- Appointed: December 1861
- Retired: 1 April 1873

Orders
- Ordination: deacon in 1854 priest in 1855

Personal details
- Born: 10 April 1852 Kottayam, India
- Died: 6 December 1899 (aged 72) Cold Norton, England
- Parents: Rev. Benjamin Bailey
- Education: Dewsbury, Yorkshire Sidney Sussex College, Cambridge

= Michael Buckworth Bailey =

Rev. Michael Buckworth Bailey M.A. (10 April 1827 – 6 December 1899) was a minister of the Church of England.

As Consular Chaplain to the British Legation in Yokohama, Bailey was one of the first Anglican priests to serve in Japan.

==Background and early life==
Born in Kottayam, India in 1827, son of CMS missionary Rev. Benjamin Bailey. Educated in Dewsbury, Yorkshire and at Sidney Sussex College, Cambridge. Ordained deacon in 1854 and priest in 1855, thereafter serving as curate in a number of parishes in and around London.

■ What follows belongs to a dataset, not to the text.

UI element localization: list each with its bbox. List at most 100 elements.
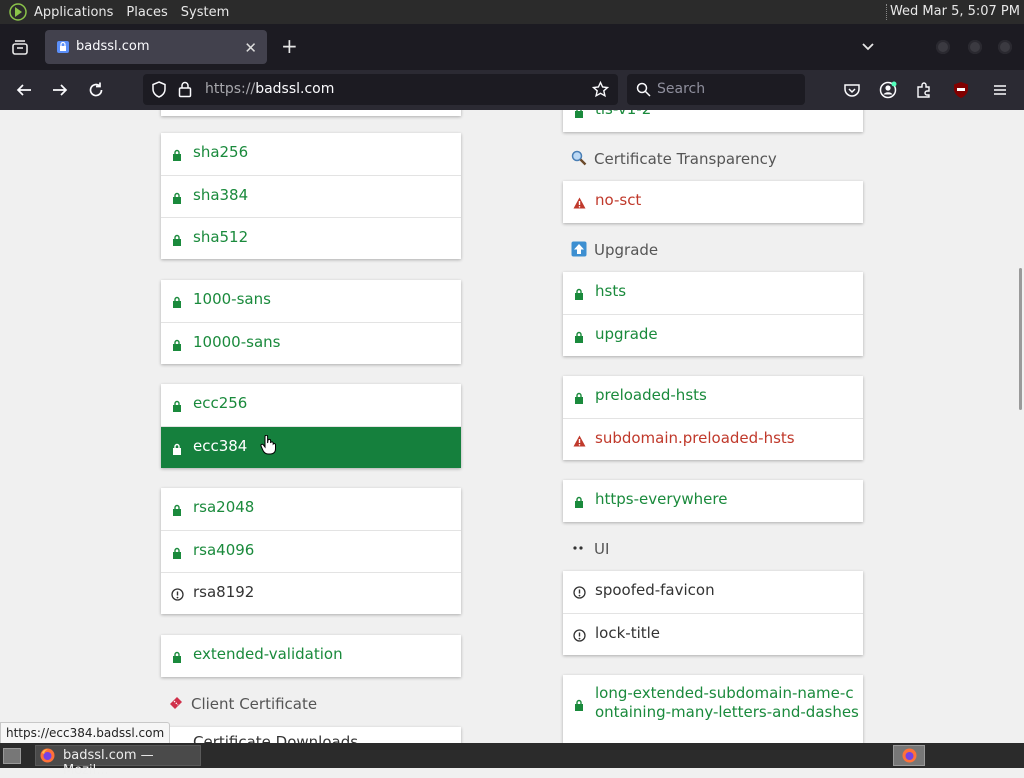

==Consular Chaplain in Japan==
Appointed in December 1861 as the first Consular Chaplain to the British Legation in Yokohama. Bailey arrived in Japan in August 1862 and stayed until 1874. Bailey was the appointed priest in charge of Christ Church, Yokohama, one of the first churches to be constructed in the recently opened treaty port.

As well as his church mission work, Bailey was noted for his role as a community organizer; coordinating meetings in the wake of the Namamugi Incident in 1862. In 1867 Bailey also established a Japanese language monthly periodical, The Bankoku Shimbunshi, publishing 18 volumes over the succeeding two years.

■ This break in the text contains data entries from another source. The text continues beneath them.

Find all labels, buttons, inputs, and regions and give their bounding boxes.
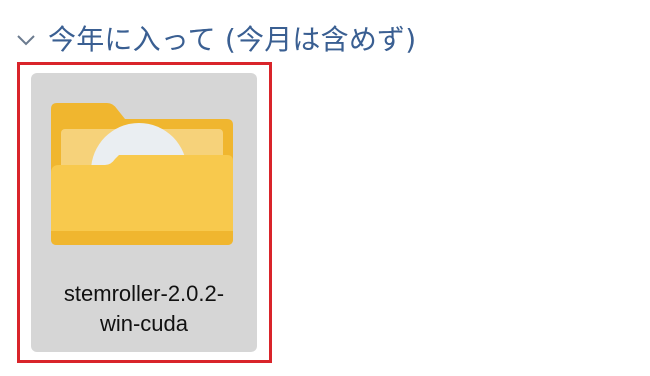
folder-icon bbox=[51, 103, 233, 245]
group-title: 今年に入って (今月は含めず) bbox=[48, 23, 417, 56]
folder-name: stemroller-2.0.2- win-cuda bbox=[31, 279, 257, 339]
folder-item-tile[interactable]: stemroller-2.0.2- win-cuda bbox=[31, 73, 257, 352]
folder-name-line2: win-cuda bbox=[99, 311, 189, 336]
folder-name-line1: stemroller-2.0.2- bbox=[63, 281, 225, 306]
group-header[interactable]: 今年に入って (今月は含めず) bbox=[14, 22, 416, 58]
chevron-down-icon[interactable] bbox=[14, 28, 38, 52]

Bailey retired on 1 April 1873 and was replaced by Acting Consular Chaplain, Revd. Edward W. Syle (17 February 1817 - 5 October 1890). Syle was born in Barnstaple, England, but after emigration to the United States as a young man was a graduate of both Kenyon College, Ohio and the Virginia Theological Seminary. The departure of Bailey also marked a significant change in the finances of Christ Church, Yokohama; the British Government withdrawing its annual consular stipend of 400 pounds per annum at the end of 1874.

==Later years==
Returning to England in 1874, Bailey was serving as parish priest at St. Stephen's, Cold Norton, Essex at the time of his death in 1899.